Calorimetry estimates heat by observing how much a material's temperature changes. In a simple solution-based problem, the heat absorbed or released by the surroundings is often modeled with

$$q = mc\Delta T$$

where:

• $m$ is mass
• $c$ is specific heat capacity
• $\Delta T = T_{final} - T_{initial}$

In an idealized coffee-cup calorimeter, if heat exchange with the outside is negligible, then the reaction and the surroundings balance each other:

$$q_{rxn} = -q_{surr}$$

If the reaction is run at constant pressure, that often lets you connect the measured heat to enthalpy change for the amount of reaction that occurred.

Worked Example: Coffee-Cup Calorimetry

Suppose a reaction takes place in a coffee-cup calorimeter and warms $50.0\ \mathrm{g}$ of solution from $22.0^\circ \mathrm{C}$ to $28.0^\circ \mathrm{C}$. Assume the solution behaves like water, so $c = 4.18\ \mathrm{J/(g\cdot^\circ C)}$, and ignore the calorimeter's own heat capacity.

First find the heat gained by the solution:

$$\Delta T = 28.0 - 22.0 = 6.0^\circ \mathrm{C}$$ $$q_{solution} = mc\Delta T = (50.0)(4.18)(6.0) = 1254\ \mathrm{J}$$

So the solution absorbs $1.254\ \mathrm{kJ}$ of heat.

If the cup is effectively isolated from the outside, the reaction must have released the same amount:

$$q_{rxn} = -1.254\ \mathrm{kJ}$$

Because this is a constant-pressure setup, we commonly take

$$\Delta H_{rxn} \approx -1.25\ \mathrm{kJ}$$

for the amount of reaction that happened in that trial.

The key idea is simple: the surroundings got warmer, so the reaction gave heat to the surroundings.
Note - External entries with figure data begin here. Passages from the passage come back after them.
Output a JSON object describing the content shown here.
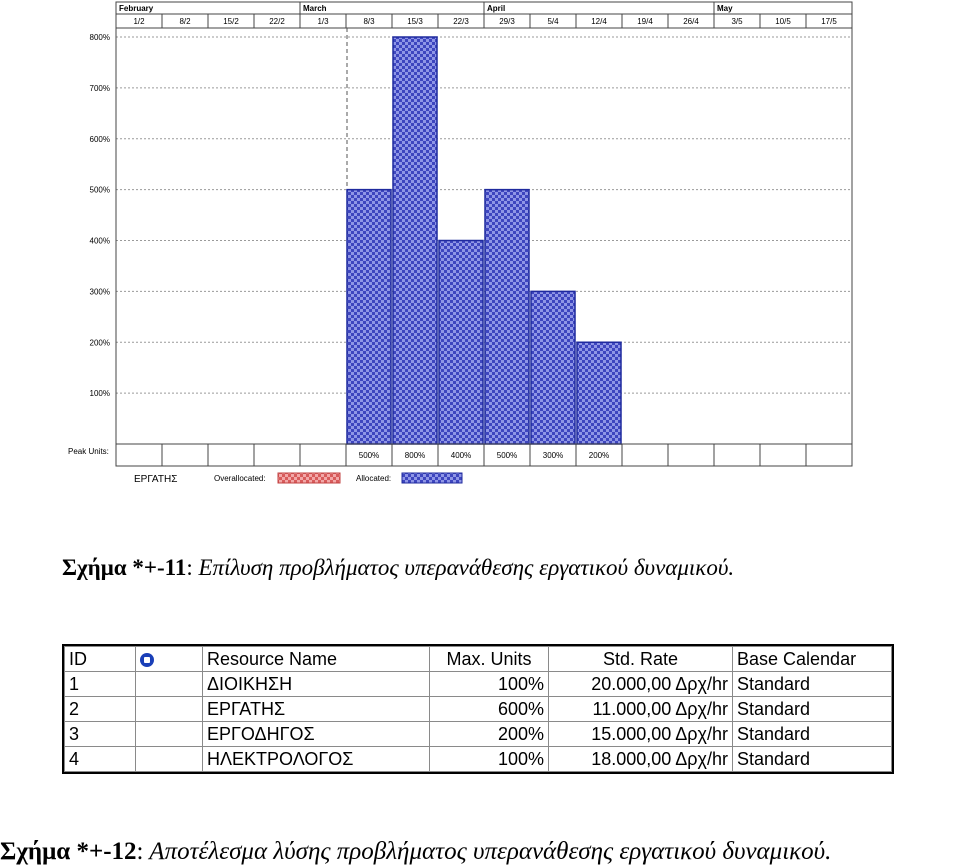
{
  "chart_data": {
    "type": "bar",
    "title": "",
    "months": [
      "February",
      "March",
      "April",
      "May"
    ],
    "dates": [
      "1/2",
      "8/2",
      "15/2",
      "22/2",
      "1/3",
      "8/3",
      "15/3",
      "22/3",
      "29/3",
      "5/4",
      "12/4",
      "19/4",
      "26/4",
      "3/5",
      "10/5",
      "17/5"
    ],
    "y_ticks": [
      "800%",
      "700%",
      "600%",
      "500%",
      "400%",
      "300%",
      "200%",
      "100%"
    ],
    "ylim": [
      0,
      800
    ],
    "categories": [
      "8/3",
      "15/3",
      "22/3",
      "29/3",
      "5/4",
      "12/4"
    ],
    "values": [
      500,
      800,
      400,
      500,
      300,
      200
    ],
    "peak_label": "Peak Units:",
    "peak_values": [
      "500%",
      "800%",
      "400%",
      "500%",
      "300%",
      "200%"
    ],
    "resource_label": "ΕΡΓΑΤΗΣ",
    "legend": [
      {
        "label": "Overallocated:",
        "color": "#e46a6a"
      },
      {
        "label": "Allocated:",
        "color": "#4a55c9"
      }
    ],
    "bar_color": "#4a55c9",
    "grid": true
  },
  "captions": {
    "fig11_label": "Σχήμα *+-11",
    "fig11_sep": ":",
    "fig11_text": " Επίλυση προβλήματος υπερανάθεσης εργατικού δυναμικού.",
    "fig12_label": "Σχήμα *+-12",
    "fig12_sep": ":",
    "fig12_text": " Αποτέλεσμα λύσης προβλήματος υπερανάθεσης εργατικού δυναμικού."
  },
  "table": {
    "headers": {
      "id": "ID",
      "indicator_icon": "info-icon",
      "name": "Resource Name",
      "max_units": "Max. Units",
      "std_rate": "Std. Rate",
      "base_calendar": "Base Calendar"
    },
    "rows": [
      {
        "id": "1",
        "name": "ΔΙΟΙΚΗΣΗ",
        "max_units": "100%",
        "std_rate": "20.000,00 Δρχ/hr",
        "base_calendar": "Standard"
      },
      {
        "id": "2",
        "name": "ΕΡΓΑΤΗΣ",
        "max_units": "600%",
        "std_rate": "11.000,00 Δρχ/hr",
        "base_calendar": "Standard"
      },
      {
        "id": "3",
        "name": "ΕΡΓΟΔΗΓΟΣ",
        "max_units": "200%",
        "std_rate": "15.000,00 Δρχ/hr",
        "base_calendar": "Standard"
      },
      {
        "id": "4",
        "name": "ΗΛΕΚΤΡΟΛΟΓΟΣ",
        "max_units": "100%",
        "std_rate": "18.000,00 Δρχ/hr",
        "base_calendar": "Standard"
      }
    ]
  }
}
That makes the reaction exothermic.

If your problem also gives the amount of reactant used, you can go one step further and convert this result to $\mathrm{kJ/mol}$.
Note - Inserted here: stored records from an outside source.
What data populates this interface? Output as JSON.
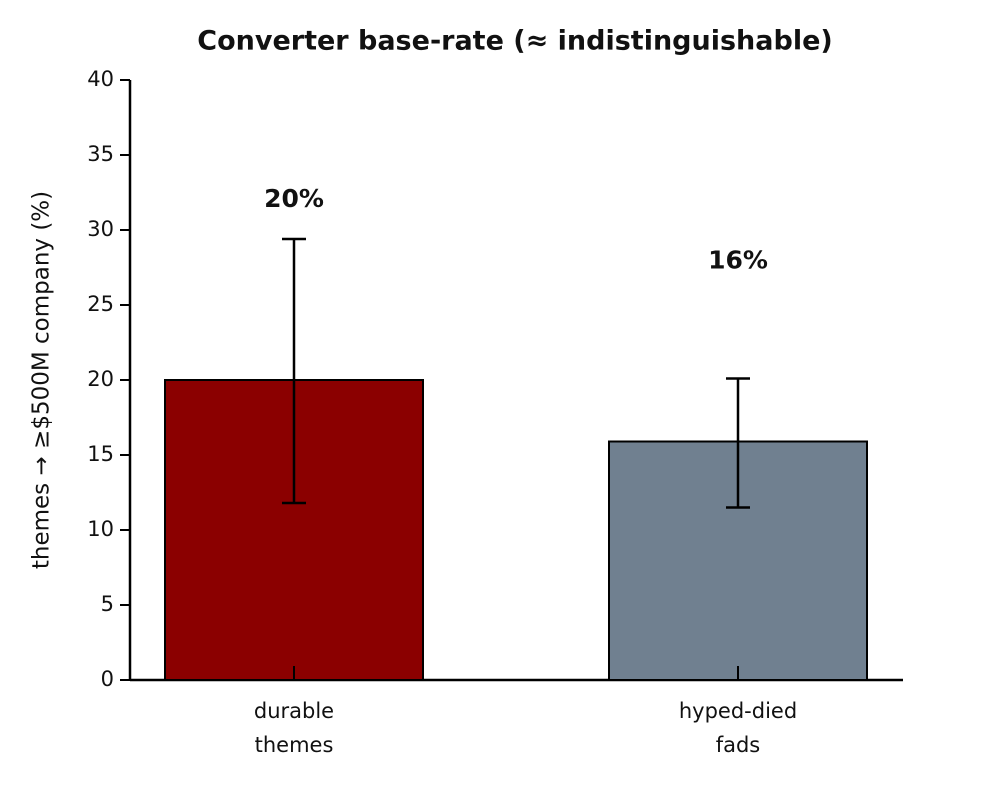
{
  "chart_data": {
    "type": "bar",
    "title": "Converter base-rate (≈ indistinguishable)",
    "y_label": "themes → ≥$500M company (%)",
    "categories": [
      "durable\nthemes",
      "hyped-died\nfads"
    ],
    "values": [
      20,
      15.9
    ],
    "value_labels": [
      "20%",
      "16%"
    ],
    "error_low": [
      8.2,
      4.4
    ],
    "error_high": [
      9.4,
      4.2
    ],
    "colors": [
      "#8b0000",
      "#708090"
    ],
    "ylim": [
      0,
      40
    ],
    "yticks": [
      0,
      5,
      10,
      15,
      20,
      25,
      30,
      35,
      40
    ],
    "grid": false
  }
}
Common Thermochemistry Mistakes

Getting The Sign Backwards

If the solution gets warmer, the solution absorbed heat, but the reaction released it. That means $q_{solution}$ and $q_{rxn}$ have opposite signs.

Using $\Delta H = q$ Without Stating The Condition

The shortcut is $\Delta H = q_p$, not just $\Delta H = q$ in every setting. Constant pressure is the key condition.
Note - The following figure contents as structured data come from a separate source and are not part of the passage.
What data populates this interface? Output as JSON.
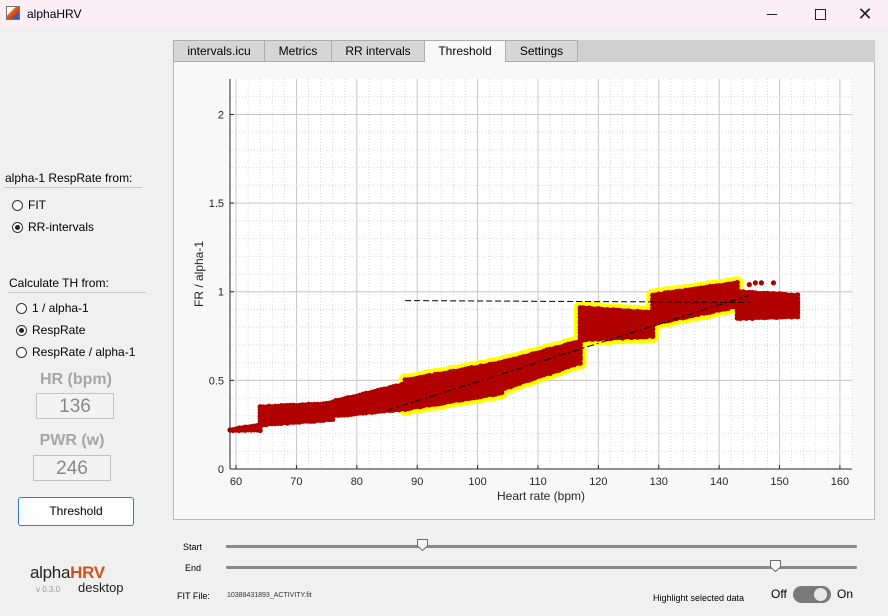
{
  "window": {
    "title": "alphaHRV",
    "minimize_label": "",
    "maximize_label": "",
    "close_label": "✕"
  },
  "left": {
    "resp_group": {
      "title": "alpha-1 RespRate from:",
      "options": [
        {
          "label": "FIT",
          "selected": false
        },
        {
          "label": "RR-intervals",
          "selected": true
        }
      ]
    },
    "th_group": {
      "title": "Calculate TH from:",
      "options": [
        {
          "label": "1 / alpha-1",
          "selected": false
        },
        {
          "label": "RespRate",
          "selected": true
        },
        {
          "label": "RespRate / alpha-1",
          "selected": false
        }
      ]
    },
    "hr": {
      "label": "HR (bpm)",
      "value": "136"
    },
    "pwr": {
      "label": "PWR (w)",
      "value": "246"
    },
    "threshold_button": "Threshold",
    "logo": {
      "part1": "alpha",
      "part2": "HRV",
      "version": "v 0.3.0",
      "sub": "desktop"
    }
  },
  "tabs": [
    {
      "label": "intervals.icu",
      "active": false
    },
    {
      "label": "Metrics",
      "active": false
    },
    {
      "label": "RR intervals",
      "active": false
    },
    {
      "label": "Threshold",
      "active": true
    },
    {
      "label": "Settings",
      "active": false
    }
  ],
  "chart_data": {
    "type": "scatter",
    "title": "",
    "xlabel": "Heart rate (bpm)",
    "ylabel": "FR / alpha-1",
    "xlim": [
      59,
      162
    ],
    "ylim": [
      0,
      2.2
    ],
    "xticks": [
      60,
      70,
      80,
      90,
      100,
      110,
      120,
      130,
      140,
      150,
      160
    ],
    "yticks": [
      0,
      0.5,
      1,
      1.5,
      2
    ],
    "ytick_labels": [
      "0",
      "0.5",
      "1",
      "1.5",
      "2"
    ],
    "grid": "minor",
    "segments": [
      {
        "hr_start": 59,
        "hr_end": 64,
        "ylo_start": 0.22,
        "yhi_start": 0.22,
        "ylo_end": 0.22,
        "yhi_end": 0.25,
        "highlight": false
      },
      {
        "hr_start": 64,
        "hr_end": 76,
        "ylo_start": 0.25,
        "yhi_start": 0.35,
        "ylo_end": 0.28,
        "yhi_end": 0.37,
        "highlight": false
      },
      {
        "hr_start": 76,
        "hr_end": 88,
        "ylo_start": 0.3,
        "yhi_start": 0.38,
        "ylo_end": 0.34,
        "yhi_end": 0.48,
        "highlight": false
      },
      {
        "hr_start": 88,
        "hr_end": 104,
        "ylo_start": 0.34,
        "yhi_start": 0.5,
        "ylo_end": 0.43,
        "yhi_end": 0.6,
        "highlight": true
      },
      {
        "hr_start": 104,
        "hr_end": 117,
        "ylo_start": 0.45,
        "yhi_start": 0.6,
        "ylo_end": 0.6,
        "yhi_end": 0.72,
        "highlight": true
      },
      {
        "hr_start": 117,
        "hr_end": 129,
        "ylo_start": 0.73,
        "yhi_start": 0.91,
        "ylo_end": 0.75,
        "yhi_end": 0.88,
        "highlight": true
      },
      {
        "hr_start": 129,
        "hr_end": 143,
        "ylo_start": 0.82,
        "yhi_start": 0.98,
        "ylo_end": 0.92,
        "yhi_end": 1.05,
        "highlight": true
      },
      {
        "hr_start": 143,
        "hr_end": 153,
        "ylo_start": 0.85,
        "yhi_start": 1.0,
        "ylo_end": 0.86,
        "yhi_end": 0.98,
        "highlight": false
      }
    ],
    "extra_points": [
      [
        143,
        0.97
      ],
      [
        145,
        1.04
      ],
      [
        146,
        1.05
      ],
      [
        147,
        1.05
      ],
      [
        149,
        1.05
      ],
      [
        150,
        0.95
      ],
      [
        152,
        0.98
      ]
    ],
    "threshold_line": {
      "x": [
        88,
        145
      ],
      "y": [
        0.95,
        0.94
      ],
      "style": "dashed"
    },
    "fit_line": {
      "x": [
        85,
        145
      ],
      "y": [
        0.33,
        0.98
      ],
      "style": "dash-dot"
    },
    "colors": {
      "points": "#b00000",
      "highlight": "#ffff00",
      "lines": "#000000",
      "grid": "#bdbdbd"
    }
  },
  "sliders": {
    "start": {
      "label": "Start",
      "fraction": 0.31
    },
    "end": {
      "label": "End",
      "fraction": 0.87
    }
  },
  "footer": {
    "file_label": "FIT File:",
    "file_name": "10388431893_ACTIVITY.fit",
    "highlight_label": "Highlight selected data",
    "off_label": "Off",
    "on_label": "On",
    "highlight_on": true
  }
}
Forgetting To Adjust $\Delta H$ In Hess's Law

When you reverse a chemical equation, the sign of $\Delta H$ must flip. When you scale the equation, $\Delta H$ scales too.

Ignoring Physical States

In thermochemistry, states matter. $H_2O(l)$ and $H_2O(g)$ do not carry the same enthalpy, so a state mismatch can break a Hess's law setup.

Not Defining The System First

Before calculating anything, decide what is the system and what is the surroundings. Many sign mistakes start there.

When Enthalpy, Hess's Law, And Calorimetry Are Used

Thermochemistry is used when chemists or engineers need to know how much heat a process releases or absorbs. Common cases include combustion, neutralization, dissolving, phase changes, reactor design, and energy balances in industrial processes.

It also helps you decide which tool fits the problem:

• use calorimetry when temperature data are measured directly
• use Hess's law when the desired reaction heat must be assembled from known steps
• use enthalpy language when you need to describe heat flow under constant-pressure conditions

A Simple Way To Choose The Right Tool

A practical way to think about the topic is:

1. Identify the process and the condition.
2. Decide whether the heat is being measured directly or inferred from known reactions.
3. Calculate the heat carefully, including the sign.
4. Translate that result into $\Delta H$ only when the condition supports it.

That small checklist prevents a large share of beginner mistakes.

Try A Similar Problem

Try your own version with a neutralization reaction in a coffee-cup calorimeter. Calculate $q_{solution}$ first, then switch the sign to get $q_{rxn}$. After that, explore a Hess's law problem where the reaction heat is not measured directly and compare how the two methods reach the same kind of answer from different information.